If you spot them crowding around your indoor plants or other places that have water leaks, around the drainage pipes and the swimming pool, these insects may have already invaded your home. Springtails are also attracted to newly constructed homes that may have damp construction materials that encourage mold growth. As a result, springtails will be attracted to mold, and you find them in wall voids and other crawl places in your home.
Another way of attracting springtails in your home is having damp and inorganic material lying around. For example, piles of logs used for fireplaces or potted plants. These two provide a favorable wet environment for springtails to breed and nest. It’s possible to bring them into your house as they attach themselves to the wood or plants.

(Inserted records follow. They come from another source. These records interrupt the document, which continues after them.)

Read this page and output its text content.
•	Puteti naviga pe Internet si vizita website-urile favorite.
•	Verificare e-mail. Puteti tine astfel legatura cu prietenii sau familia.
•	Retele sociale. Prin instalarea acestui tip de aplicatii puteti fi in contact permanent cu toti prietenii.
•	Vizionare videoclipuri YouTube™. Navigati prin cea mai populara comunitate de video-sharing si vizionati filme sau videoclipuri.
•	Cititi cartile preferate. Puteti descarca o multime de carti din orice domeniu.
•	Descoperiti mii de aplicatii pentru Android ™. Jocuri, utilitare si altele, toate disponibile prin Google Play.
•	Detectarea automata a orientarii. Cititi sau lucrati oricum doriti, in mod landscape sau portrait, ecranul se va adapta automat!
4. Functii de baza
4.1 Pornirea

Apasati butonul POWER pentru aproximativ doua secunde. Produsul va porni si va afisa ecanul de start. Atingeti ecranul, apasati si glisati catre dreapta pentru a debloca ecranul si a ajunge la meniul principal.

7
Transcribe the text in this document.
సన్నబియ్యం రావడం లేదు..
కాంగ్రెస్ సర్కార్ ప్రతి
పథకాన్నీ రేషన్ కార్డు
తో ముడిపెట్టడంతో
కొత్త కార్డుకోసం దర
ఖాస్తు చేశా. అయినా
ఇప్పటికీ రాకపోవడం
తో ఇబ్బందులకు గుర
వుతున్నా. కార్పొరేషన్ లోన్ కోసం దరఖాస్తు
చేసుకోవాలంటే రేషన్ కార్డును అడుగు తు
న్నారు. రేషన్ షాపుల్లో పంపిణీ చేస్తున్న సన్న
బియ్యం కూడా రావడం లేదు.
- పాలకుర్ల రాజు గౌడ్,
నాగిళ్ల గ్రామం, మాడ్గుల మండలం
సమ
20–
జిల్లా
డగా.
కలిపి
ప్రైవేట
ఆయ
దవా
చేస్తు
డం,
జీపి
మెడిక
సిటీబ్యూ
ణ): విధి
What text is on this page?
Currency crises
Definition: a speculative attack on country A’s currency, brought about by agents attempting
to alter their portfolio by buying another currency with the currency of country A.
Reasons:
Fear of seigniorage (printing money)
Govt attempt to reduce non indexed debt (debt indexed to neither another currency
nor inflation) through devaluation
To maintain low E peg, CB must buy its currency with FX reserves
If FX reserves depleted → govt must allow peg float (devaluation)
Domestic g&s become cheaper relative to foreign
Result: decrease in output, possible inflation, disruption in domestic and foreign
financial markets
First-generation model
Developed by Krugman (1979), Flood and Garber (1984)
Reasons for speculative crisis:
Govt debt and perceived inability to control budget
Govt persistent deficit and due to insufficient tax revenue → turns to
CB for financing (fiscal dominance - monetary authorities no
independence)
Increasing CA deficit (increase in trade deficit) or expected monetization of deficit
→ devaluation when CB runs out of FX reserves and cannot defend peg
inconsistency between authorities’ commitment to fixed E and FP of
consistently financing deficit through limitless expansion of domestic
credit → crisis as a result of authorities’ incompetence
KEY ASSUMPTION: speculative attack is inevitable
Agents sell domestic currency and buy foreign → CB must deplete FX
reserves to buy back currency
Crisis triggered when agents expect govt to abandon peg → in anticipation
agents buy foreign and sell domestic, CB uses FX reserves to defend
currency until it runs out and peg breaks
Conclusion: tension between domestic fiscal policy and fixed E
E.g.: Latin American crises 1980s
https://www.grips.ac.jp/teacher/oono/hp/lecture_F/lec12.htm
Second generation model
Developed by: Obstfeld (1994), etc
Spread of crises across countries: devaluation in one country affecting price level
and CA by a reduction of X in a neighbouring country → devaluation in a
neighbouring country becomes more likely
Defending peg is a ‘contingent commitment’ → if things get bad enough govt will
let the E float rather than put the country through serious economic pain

Springtails are not dangerous. They will not bite or spread diseases to you, and somehow they are not a danger to your plants. However, their mere presence is annoying because they can quickly grow into a significant population.
They can also be a nuisance, especially if they crowd in living space areas, especially under the carpet or in the kitchen. Once they start appearing in your home, they will be all over the place around your living room, kitchen, bathroom, in the garage, around the pool in the basement, laundry room. Such a situation can be very unsettling and uncomfortable. Luckily we have a great guide on how to get rid of springtails, so make sure you check it out!
If you start seeing them inside your home, begin by searching where they are coming from. There is a possibility that there is a place on your property where they are overpopulated. Since they occur in large numbers, getting rid of them can be frustrating and challenging.